The maximum range of a projectile is 22 m. When it is thrown at an angle of `15^(@)` with the horizontal, its range will be-

To solve the problem of finding the range of a projectile thrown at an angle of \(15^\circ\) with a maximum range of \(22\) m, we can follow these steps: ### Step 1: Understand the formula for the range of a projectile The range \(R\) of a projectile launched with an initial velocity \(u\) at an angle \(\theta\) is given by the formula: \[ R = \frac{u^2 \sin(2\theta)}{g} \] where \(g\) is the acceleration due to gravity. ### Step 2: Determine the maximum range From the problem, we know that the maximum range \(R_{max}\) is \(22\) m. The maximum range occurs at an angle of \(45^\circ\). Therefore, we can express the maximum range as: \[ R_{max} = \frac{u^2}{g} \] Setting this equal to \(22\) m gives us: \[ \frac{u^2}{g} = 22 \] ### Step 3: Calculate the range at \(15^\circ\) Now, we need to find the range when the projectile is launched at an angle of \(15^\circ\). We can use the range formula: \[ R = \frac{u^2 \sin(2 \times 15^\circ)}{g} \] Calculating \(2 \times 15^\circ\): \[ 2 \times 15^\circ = 30^\circ \] Now, we know that \(\sin(30^\circ) = \frac{1}{2}\).

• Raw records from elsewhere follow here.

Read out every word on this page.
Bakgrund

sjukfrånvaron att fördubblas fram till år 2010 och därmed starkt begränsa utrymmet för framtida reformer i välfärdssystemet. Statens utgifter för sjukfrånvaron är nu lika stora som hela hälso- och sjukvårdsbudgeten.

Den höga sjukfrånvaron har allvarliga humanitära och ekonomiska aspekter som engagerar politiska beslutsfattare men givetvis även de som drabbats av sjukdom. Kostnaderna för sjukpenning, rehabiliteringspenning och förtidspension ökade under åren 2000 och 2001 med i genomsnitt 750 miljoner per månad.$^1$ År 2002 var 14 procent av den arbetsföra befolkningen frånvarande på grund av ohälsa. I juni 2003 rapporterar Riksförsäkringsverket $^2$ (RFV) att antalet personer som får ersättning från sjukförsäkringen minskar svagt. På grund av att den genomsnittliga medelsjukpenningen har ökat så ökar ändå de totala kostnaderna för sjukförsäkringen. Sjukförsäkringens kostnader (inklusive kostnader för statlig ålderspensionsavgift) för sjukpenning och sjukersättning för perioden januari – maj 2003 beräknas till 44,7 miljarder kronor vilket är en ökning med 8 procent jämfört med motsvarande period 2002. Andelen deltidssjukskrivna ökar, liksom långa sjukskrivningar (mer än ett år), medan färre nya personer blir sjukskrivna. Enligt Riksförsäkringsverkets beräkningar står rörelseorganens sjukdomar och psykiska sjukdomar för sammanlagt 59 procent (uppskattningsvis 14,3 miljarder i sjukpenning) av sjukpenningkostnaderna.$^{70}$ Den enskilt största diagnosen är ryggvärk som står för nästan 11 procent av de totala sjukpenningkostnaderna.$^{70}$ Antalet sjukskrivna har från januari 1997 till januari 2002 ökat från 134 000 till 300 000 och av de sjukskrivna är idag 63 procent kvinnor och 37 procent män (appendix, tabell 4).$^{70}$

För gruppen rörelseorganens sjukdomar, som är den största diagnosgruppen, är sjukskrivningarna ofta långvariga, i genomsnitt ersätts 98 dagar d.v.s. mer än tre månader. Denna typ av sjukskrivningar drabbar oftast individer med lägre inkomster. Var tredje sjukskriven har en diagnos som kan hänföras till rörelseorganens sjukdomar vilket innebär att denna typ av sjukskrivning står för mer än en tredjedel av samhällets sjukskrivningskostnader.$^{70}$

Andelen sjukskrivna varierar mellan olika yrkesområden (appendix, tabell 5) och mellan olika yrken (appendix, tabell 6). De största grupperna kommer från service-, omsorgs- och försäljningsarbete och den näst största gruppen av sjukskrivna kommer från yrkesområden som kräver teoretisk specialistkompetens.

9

Thus, we can substitute this value into the range formula: \[ R = \frac{u^2 \cdot \frac{1}{2}}{g} \] ### Step 4: Substitute \(u^2/g\) from the maximum range From Step 2, we have \(u^2/g = 22\). Substituting this into our equation gives: \[ R = \frac{22 \cdot \frac{1}{2}}{1} = 11 \text{ m} \] ### Conclusion The range of the projectile when thrown at an angle of \(15^\circ\) is \(11\) m.